This year may prove to be a turning point for Tennessee’s crisis of drug-dependent babies. Preliminary figures on the number of cases show they’re down roughly 10 percent — the first meaningful drop since the state started keeping track, partially as a result of a budding philosophical change in treatment.
Looking across the state, East Tennessee has had a much bigger problem with neonatal abstinence syndrome, called NAS, and with opioids more broadly. The region has also seen this year’s greatest drop in newborns who end up going through painful withdrawals. She says some obstetricians have resorted to unconventional methods.
“I will say, there are more changes in treatment around NAS in the east and northeast part of the state,” says Dr. Morgan McDonald, who oversees family health for the Tennessee Department of Health. “There is more of an emphasis on allowing — in some practices — in allowing women to even detox off of opioids during pregnancy.”
Currently, the recommended treatment puts mothers on special opioids that help keep them stable, though that medication still can result in withdrawals for the baby.
But
Dr. Craig Towers of UT Medical Center’s high risk pregnancy team is leading a rethinking of the standard treatment, presenting research to make his case. This month in the journal
Pediatrics, he
published a study showing smaller head circumference in newborns with NAS.
“There is some harm to the baby for being chronically exposed, but there is a real risk for a mom that tapers or detoxes, that she will relapse, could overdose, and if that happens, could die, killing her and the baby,” Towers says. “I don’t take it lightly. I think there’s a lot of people in the country that think I just kinda willynilly detox everybody or twist their arm and force them into it.”
Towers says he warns mothers that detoxing is more of a risk to them than to the baby, but he says many are willing to accept it. Just this year, he’s delivered roughly 180 babies to mothers who got off drugs entirely. He says he did not recommend detox, just offered “informed consent.”
Towers wants the American College of Obstetrics and Gynecologists to acknowledge detox in its treatment guideliness.
“I’m hoping that eventually what I’m doing will be listed…as an option, that’s all I’m asking for,” he says.
His caseload alone could be making all the difference in the
statewide decrease of more than 100 cases through this time in 2017, though state health officials also credit new
emphasis on providing long-acting birth control to women on opioids and doctors avoiding overdiagnosis of the condition.
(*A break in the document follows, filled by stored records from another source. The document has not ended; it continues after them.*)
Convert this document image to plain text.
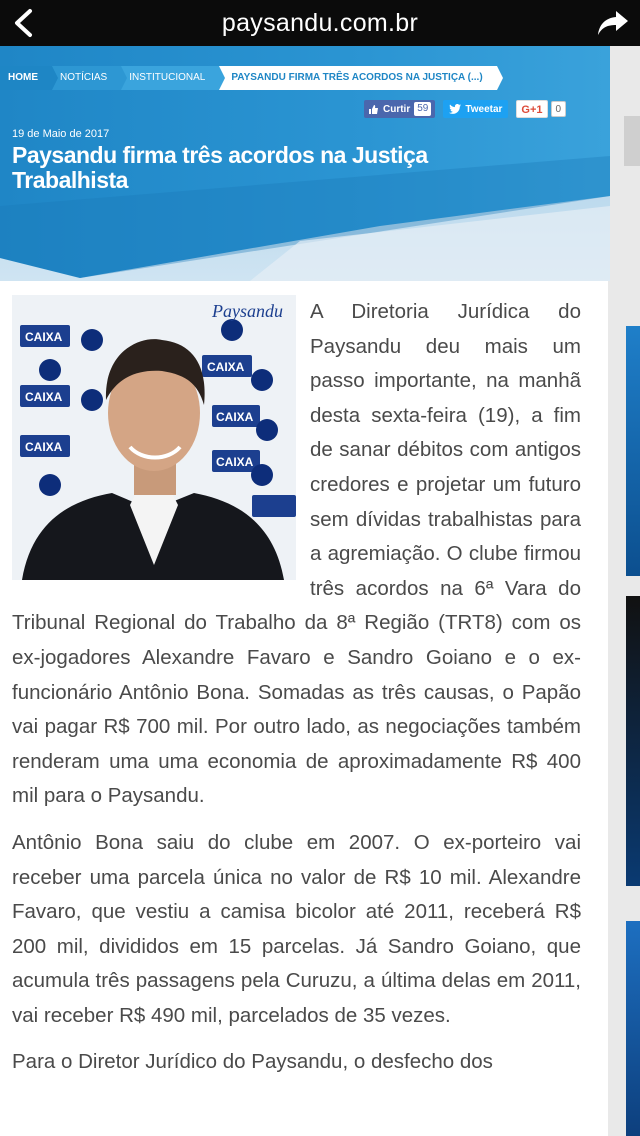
paysandu.com.br
HOME	NOTÍCIAS	INSTITUCIONAL	PAYSANDU FIRMA TRÊS ACORDOS NA JUSTIÇA (...)
Curtir 59	Tweetar	G+1	0
19 de Maio de 2017
Paysandu firma três acordos na Justiça Trabalhista
CAIXA
CAIXA
CAIXA
CAIXA
CAIXA
CAIXA
Paysandu	A Diretoria Jurídica do Paysandu deu mais um passo importante, na manhã desta sexta-feira (19), a fim de sanar débitos com antigos credores e projetar um futuro sem dívidas trabalhistas para a agremiação. O clube firmou três acordos na 6ª Vara do Tribunal Regional do Trabalho da 8ª Região (TRT8) com os ex-jogadores Alexandre Favaro e Sandro Goiano e o ex-funcionário Antônio Bona. Somadas as três causas, o Papão vai pagar R$ 700 mil. Por outro lado, as negociações também renderam uma uma economia de aproximadamente R$ 400 mil para o Paysandu.

Antônio Bona saiu do clube em 2007. O ex-porteiro vai receber uma parcela única no valor de R$ 10 mil. Alexandre Favaro, que vestiu a camisa bicolor até 2011, receberá R$ 200 mil, divididos em 15 parcelas. Já Sandro Goiano, que acumula três passagens pela Curuzu, a última delas em 2011, vai receber R$ 490 mil, parcelados de 35 vezes.

Para o Diretor Jurídico do Paysandu, o desfecho dos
Tennessee Seems To Be An Outlier
Tennessee was one of the first states to start aggressively tracking NAS with weekly surveillance reports. While other states have followed suit
and even improved upon the process, state-to-state figures are still difficult to compare. New Mexico is still
reporting rising numbers as is
Arkansas, but those numbers aren’t from 2018.
Tennessee health officials say other states don’t seem to be experiencing the same decline. McDonald says that’s pushed the TDOH to double check all of its data to make sure there’s nothing wrong with the numbers.
“It has certainly made us redouble our efforts to make sure we’re getting good reporting,” McDonald says. “And it’s made us really dig into where are we seeing those declines.”
Figures for 2018 are expected to be finalized in March.